Ese yo ideal se convierte desde muy pronto en el que controla todos los actos
de una persona sin que ésta ni siquiera se cuenta.
Otra de las cosas de las que fui
consciente es del fondo de todo, para percibir algo tiene siempre que haber un
fondo, si no, no podría distinguirlo. El sonido tiene que surgir del silencio,
las formas dependen de lo que haya detrás, los objetos tienen que distinguirse
de los demás sino no los percibiríamos.

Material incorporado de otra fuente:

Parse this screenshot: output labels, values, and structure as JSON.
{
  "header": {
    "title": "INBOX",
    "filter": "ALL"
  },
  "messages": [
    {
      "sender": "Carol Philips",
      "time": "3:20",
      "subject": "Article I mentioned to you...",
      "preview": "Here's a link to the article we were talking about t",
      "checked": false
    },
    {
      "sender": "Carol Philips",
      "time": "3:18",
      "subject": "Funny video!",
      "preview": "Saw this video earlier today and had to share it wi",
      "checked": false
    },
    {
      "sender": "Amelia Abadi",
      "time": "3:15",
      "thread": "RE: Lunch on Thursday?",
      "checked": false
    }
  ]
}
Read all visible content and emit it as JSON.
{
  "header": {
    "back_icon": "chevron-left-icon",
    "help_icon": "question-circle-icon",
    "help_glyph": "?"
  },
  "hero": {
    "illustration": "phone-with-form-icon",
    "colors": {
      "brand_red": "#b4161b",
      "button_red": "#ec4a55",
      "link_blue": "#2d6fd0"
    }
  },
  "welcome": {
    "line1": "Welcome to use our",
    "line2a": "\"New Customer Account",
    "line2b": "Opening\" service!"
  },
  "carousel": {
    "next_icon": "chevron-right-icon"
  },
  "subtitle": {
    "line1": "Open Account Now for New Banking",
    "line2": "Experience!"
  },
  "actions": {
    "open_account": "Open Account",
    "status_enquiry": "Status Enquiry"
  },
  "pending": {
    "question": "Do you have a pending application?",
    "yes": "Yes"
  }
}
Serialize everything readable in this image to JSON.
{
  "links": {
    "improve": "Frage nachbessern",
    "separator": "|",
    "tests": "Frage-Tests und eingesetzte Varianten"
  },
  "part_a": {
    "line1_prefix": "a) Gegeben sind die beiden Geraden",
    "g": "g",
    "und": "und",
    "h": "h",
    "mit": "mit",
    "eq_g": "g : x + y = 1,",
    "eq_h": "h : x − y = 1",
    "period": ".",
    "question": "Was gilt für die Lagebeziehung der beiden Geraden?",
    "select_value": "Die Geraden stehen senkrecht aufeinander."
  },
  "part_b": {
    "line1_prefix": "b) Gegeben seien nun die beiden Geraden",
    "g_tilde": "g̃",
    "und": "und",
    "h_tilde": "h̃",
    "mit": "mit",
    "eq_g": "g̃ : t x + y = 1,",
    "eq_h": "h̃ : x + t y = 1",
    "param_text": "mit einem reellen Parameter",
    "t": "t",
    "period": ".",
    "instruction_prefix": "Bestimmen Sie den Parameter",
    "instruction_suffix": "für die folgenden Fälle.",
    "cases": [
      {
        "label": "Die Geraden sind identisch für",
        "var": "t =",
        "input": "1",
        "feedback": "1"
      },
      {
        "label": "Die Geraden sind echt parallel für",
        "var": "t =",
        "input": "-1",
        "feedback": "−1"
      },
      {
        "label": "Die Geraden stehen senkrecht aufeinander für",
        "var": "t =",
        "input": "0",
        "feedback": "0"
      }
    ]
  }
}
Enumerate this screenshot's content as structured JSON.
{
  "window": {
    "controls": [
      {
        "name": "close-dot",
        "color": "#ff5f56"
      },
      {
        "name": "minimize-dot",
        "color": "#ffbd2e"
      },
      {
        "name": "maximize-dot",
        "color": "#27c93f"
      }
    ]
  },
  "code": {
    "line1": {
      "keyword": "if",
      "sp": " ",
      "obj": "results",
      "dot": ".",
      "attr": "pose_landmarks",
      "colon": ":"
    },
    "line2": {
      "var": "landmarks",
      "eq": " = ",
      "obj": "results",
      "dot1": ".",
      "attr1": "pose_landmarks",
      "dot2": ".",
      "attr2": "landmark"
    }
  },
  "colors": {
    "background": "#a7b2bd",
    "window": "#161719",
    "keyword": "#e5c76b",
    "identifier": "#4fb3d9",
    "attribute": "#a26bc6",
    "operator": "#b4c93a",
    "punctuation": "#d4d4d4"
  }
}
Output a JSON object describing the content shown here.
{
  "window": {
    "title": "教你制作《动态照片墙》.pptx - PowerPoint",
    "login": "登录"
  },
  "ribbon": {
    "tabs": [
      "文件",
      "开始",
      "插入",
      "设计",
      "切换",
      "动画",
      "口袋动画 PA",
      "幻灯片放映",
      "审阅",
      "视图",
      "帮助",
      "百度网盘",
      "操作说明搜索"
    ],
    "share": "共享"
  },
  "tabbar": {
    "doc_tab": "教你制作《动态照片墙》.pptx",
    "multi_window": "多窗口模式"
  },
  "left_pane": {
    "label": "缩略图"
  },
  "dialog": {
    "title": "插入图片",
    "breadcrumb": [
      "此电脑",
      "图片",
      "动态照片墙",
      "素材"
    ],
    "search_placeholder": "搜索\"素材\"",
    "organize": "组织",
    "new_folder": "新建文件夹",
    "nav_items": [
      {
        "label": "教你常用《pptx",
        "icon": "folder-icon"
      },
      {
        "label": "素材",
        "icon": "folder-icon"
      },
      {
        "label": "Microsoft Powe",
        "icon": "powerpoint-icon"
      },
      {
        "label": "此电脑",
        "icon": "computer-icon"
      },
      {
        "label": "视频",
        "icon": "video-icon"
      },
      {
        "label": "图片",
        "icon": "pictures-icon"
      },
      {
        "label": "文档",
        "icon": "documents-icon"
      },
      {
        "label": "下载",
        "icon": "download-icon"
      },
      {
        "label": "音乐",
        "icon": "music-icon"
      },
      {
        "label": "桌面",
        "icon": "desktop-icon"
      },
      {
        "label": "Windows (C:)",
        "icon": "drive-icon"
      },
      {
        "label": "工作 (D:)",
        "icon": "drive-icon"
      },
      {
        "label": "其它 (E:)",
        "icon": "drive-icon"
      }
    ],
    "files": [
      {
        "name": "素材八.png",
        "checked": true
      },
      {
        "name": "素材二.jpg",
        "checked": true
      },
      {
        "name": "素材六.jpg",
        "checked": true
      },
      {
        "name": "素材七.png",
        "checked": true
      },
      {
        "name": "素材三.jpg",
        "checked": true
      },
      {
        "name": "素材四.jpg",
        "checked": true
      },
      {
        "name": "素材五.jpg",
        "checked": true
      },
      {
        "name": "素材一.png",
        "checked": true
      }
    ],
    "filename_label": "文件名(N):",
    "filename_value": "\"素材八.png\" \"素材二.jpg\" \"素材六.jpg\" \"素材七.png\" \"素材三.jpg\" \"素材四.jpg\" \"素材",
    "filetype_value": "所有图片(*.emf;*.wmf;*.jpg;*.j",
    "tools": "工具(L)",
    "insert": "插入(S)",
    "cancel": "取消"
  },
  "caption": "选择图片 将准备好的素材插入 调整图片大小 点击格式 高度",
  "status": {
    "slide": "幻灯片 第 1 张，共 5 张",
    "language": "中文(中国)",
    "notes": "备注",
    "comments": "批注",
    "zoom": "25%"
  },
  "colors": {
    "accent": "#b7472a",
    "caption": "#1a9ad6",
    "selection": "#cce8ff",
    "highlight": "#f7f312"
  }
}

Y además la interpretación que hace
nuestra mente siempre depende de la distancia de lo percibido y del tiempo, en
relación a nosotros mismos.
Así que la cosa se ponía interesante y surgía la
siguiente cuestión, si todo lo que estoy percibiendo se está moviendo o
cambiando, tiene que haber algo que no varíe, algo estable e inamovible desde
donde percibir el movimiento; la respuesta era sobrecogedora y obvia, lo único
que no se mueve es mi consciencia, o en otras palabras, yo misma que es la que
se da cuenta del movimiento.
En ese punto te despiertas de golpe al presente,
lo único que existe es este momento y desde aquí es desde donde puedo disfrutar
de todo lo que aparece y desaparece, el tiempo es una ilusión mental, mi
historia personal por más que miro alrededor no la encuentro, sólo sé que
cuando silencio mi mente mi corazón descansa, me doy cuenta de la vida dentro
de mi cuerpo y alrededor mío, y por fin comprendo que la magia está delante de
mis ojos a cada instante que soy consciente y miro a mi alrededor, todo ocurre, ha ocurrido y ocurrirá en este
momento, siempre ha sido así y no puede ser de otra manera…y todo lo demás no
son nada más que historias de locos.